The gristly, ghastly, train wreck of American culture.
LGBTQIAP+
22 more to go.
Maybe we'll end up in a Huxleyan Brave New World where the population problem is solved with test-tube babies raised by the state, and the people can have nonprocreative sex to amuse themselves? Plus drugs, lots of drugs.
"people can have nonprocreative sex to amuse themselves"
I've been having nonprocreative sex to amuse myself since 1973
Frank "wearing glasses since 1974"
ROTF,L.....
They should move the "T" to the front of "LGBTQ" because they are definitely the ones driving that train.
Dave Chappelle has a good segment about the alphabet people sharing a car. https://www.youtube.com/watch?v=pHpnc0oDauc#t=180
Ethical non-manogamy. Quite the phrase.
"Slut" a promiscuous person : someone who has many sexual partners—usually used of a woman.
Marriage fails 1/2 the time.
“Long term relationships” at least as often.
Polyamory is just roommates who fuck. NTTIAWWT But we don’t need a pretentious discussion of it.
Let’s please recall that it was considered a disingenuous red herring to suggest that gay marriage was a gateway to polyamory.
I’m going to continue to “distinguish” between the two as though it were not a gateway.
Like what you said above about the roommate dynamic. I don’t care if Jack, Janet and Chrissy want to have a kinky threesome. But there is good reason, separate from same sex marriage, to permit Jack to have to choose one (and nothing would stop him from having the other as a mistress).
Where ever polygamy exists — and it’s quite a traditional form of marriage — it’s in the Old Testament for crying out loud; it’s invariably with rare exception one man, multi wives and it leads to a shortage of marriageable women for the displaced men.
This is part of human nature and I don’t think it has changed.

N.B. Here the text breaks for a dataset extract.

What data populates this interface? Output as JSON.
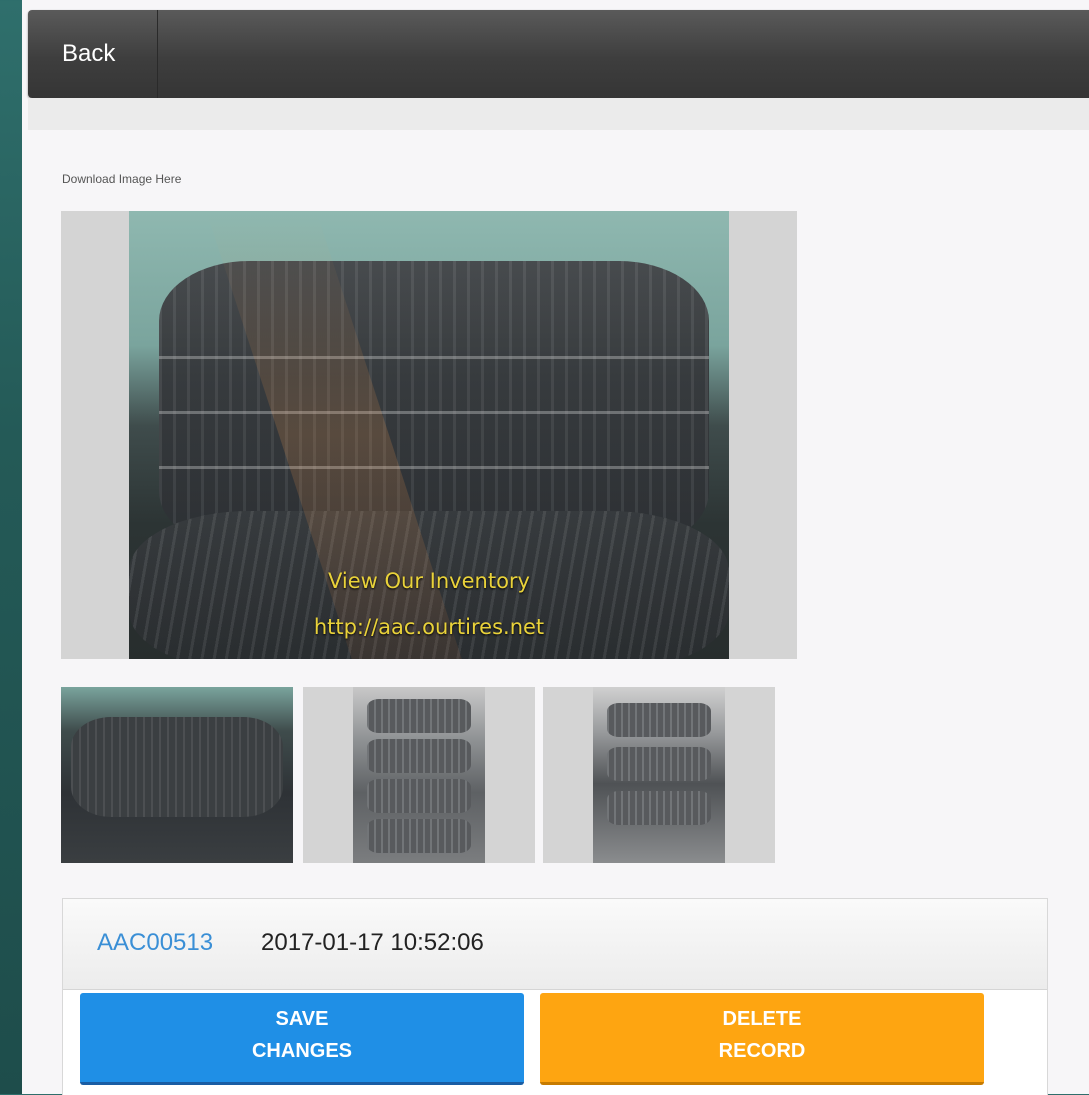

Gay marriage should have led to legal poly, because the government has no business regulating it in the first place. (/rant)
That said, your post made me go look for male/female ratios in polyamorous relationships. And wow, did I get an eyeful.
Are you talking Vs vs triads, poly-fi vs unicorns, are FMF and FFM the same, and oh thank GOD that there are image filters on today's search engines.
The best I could find is a Psychology Today article that claims that 40% of poly-active people surveyed were in a relationship that involved at least 2 males. Make of that what you will.